Abstract
In this paper, the problem of wireless virtual reality (VR) resource
management is investigated for a wireless VR network in which VR contents are
sent by a cloud to cellular small base stations (SBSs). The SBSs will collect
tracking data from the VR users, over the uplink, in order to generate the VR
content and transmit it to the end-users using downlink cellular links. For
this model, the data requested or transmitted by the users can exhibit
correlation, since the VR users may engage in the same immersive virtual
environment with different locations and orientations. As such, the proposed
resource management framework can factor in such spatial data correlation, to
better manage uplink and downlink traffic. This potential spatial data
correlation can be factored into the resource allocation problem to reduce the
traffic load in both uplink and downlink. In the downlink, the cloud can
transmit 360 contents or specific visible contents that are extracted from the
original 360 contents to the users according to the users' data correlation to
reduce the backhaul traffic load. For uplink, each SBS can associate with the
users that have similar tracking information so as to reduce the tracking data
size.

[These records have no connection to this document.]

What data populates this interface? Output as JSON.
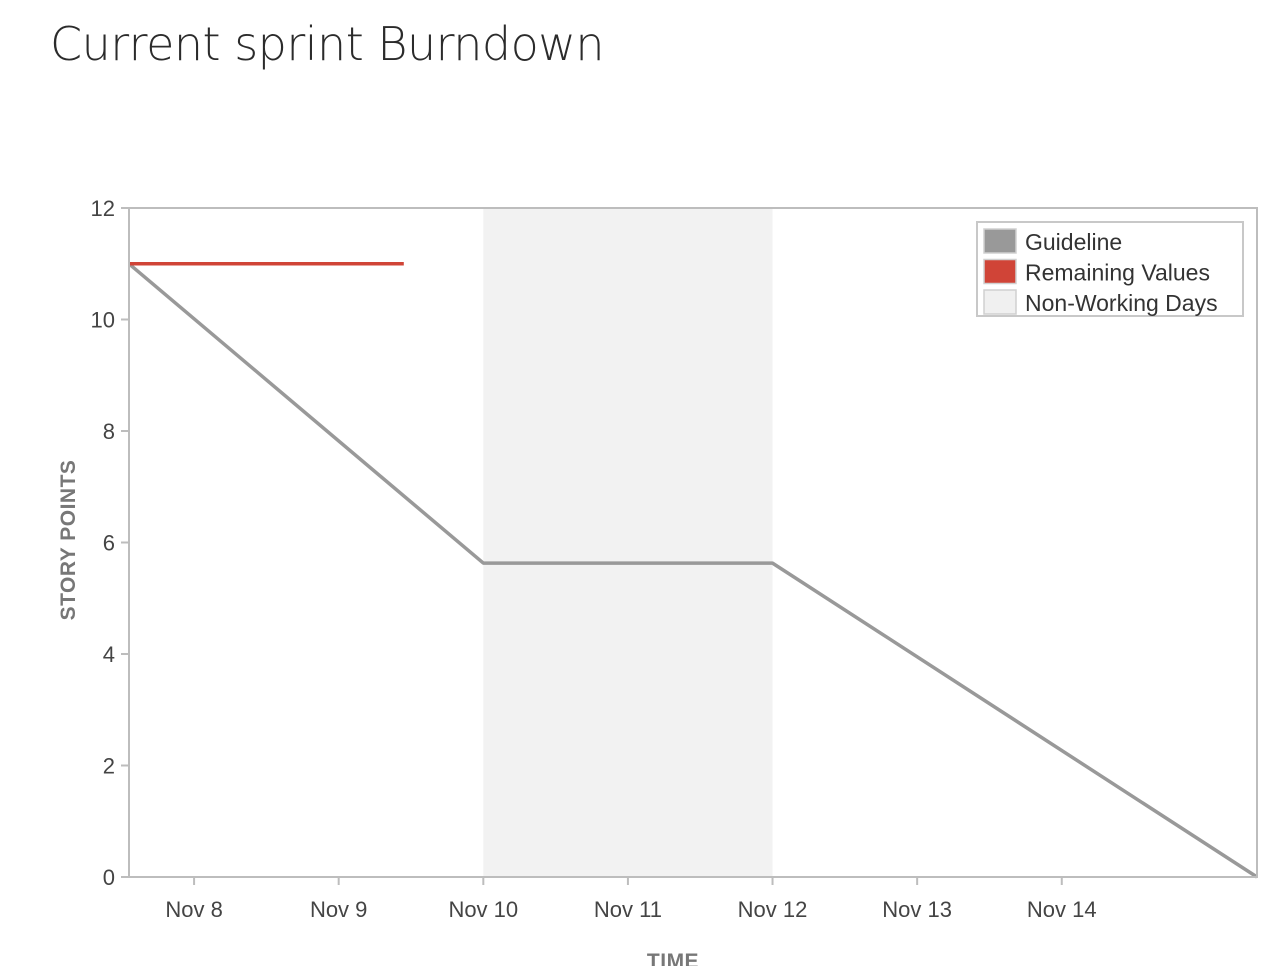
{
  "page": {
    "title": "Current sprint Burndown"
  },
  "chart_data": {
    "type": "line",
    "title": "",
    "xlabel": "TIME",
    "ylabel": "STORY POINTS",
    "ylim": [
      0,
      12
    ],
    "yticks": [
      0,
      2,
      4,
      6,
      8,
      10,
      12
    ],
    "xlim": [
      -0.45,
      7.35
    ],
    "categories": [
      "Nov 8",
      "Nov 9",
      "Nov 10",
      "Nov 11",
      "Nov 12",
      "Nov 13",
      "Nov 14"
    ],
    "grid": false,
    "legend_position": "top-right",
    "legend": [
      {
        "name": "Guideline",
        "color": "#999999"
      },
      {
        "name": "Remaining Values",
        "color": "#d04437"
      },
      {
        "name": "Non-Working Days",
        "color": "#f0f0f0"
      }
    ],
    "non_working": {
      "name": "Non-Working Days",
      "from": 2,
      "to": 4,
      "color": "#f2f2f2"
    },
    "series": [
      {
        "name": "Guideline",
        "color": "#999999",
        "points": [
          [
            -0.45,
            11
          ],
          [
            2,
            5.63
          ],
          [
            4,
            5.63
          ],
          [
            7.35,
            0
          ]
        ]
      },
      {
        "name": "Remaining Values",
        "color": "#d04437",
        "points": [
          [
            -0.45,
            11
          ],
          [
            1.45,
            11
          ]
        ]
      }
    ]
  }
}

This data correlation-aware resource management problem is formulated as
an optimization problem whose goal is to maximize the users' successful
transmission probability, defined as the probability that the content
transmission delay of each user satisfies an instantaneous VR delay target. To
solve this problem, an echo state networks (ESNs) based transfer learning is
introduced. By smartly transferring information on the SBS's utility, the
proposed transfer-based ESN algorithm can quickly cope with changes in the
wireless networking environment.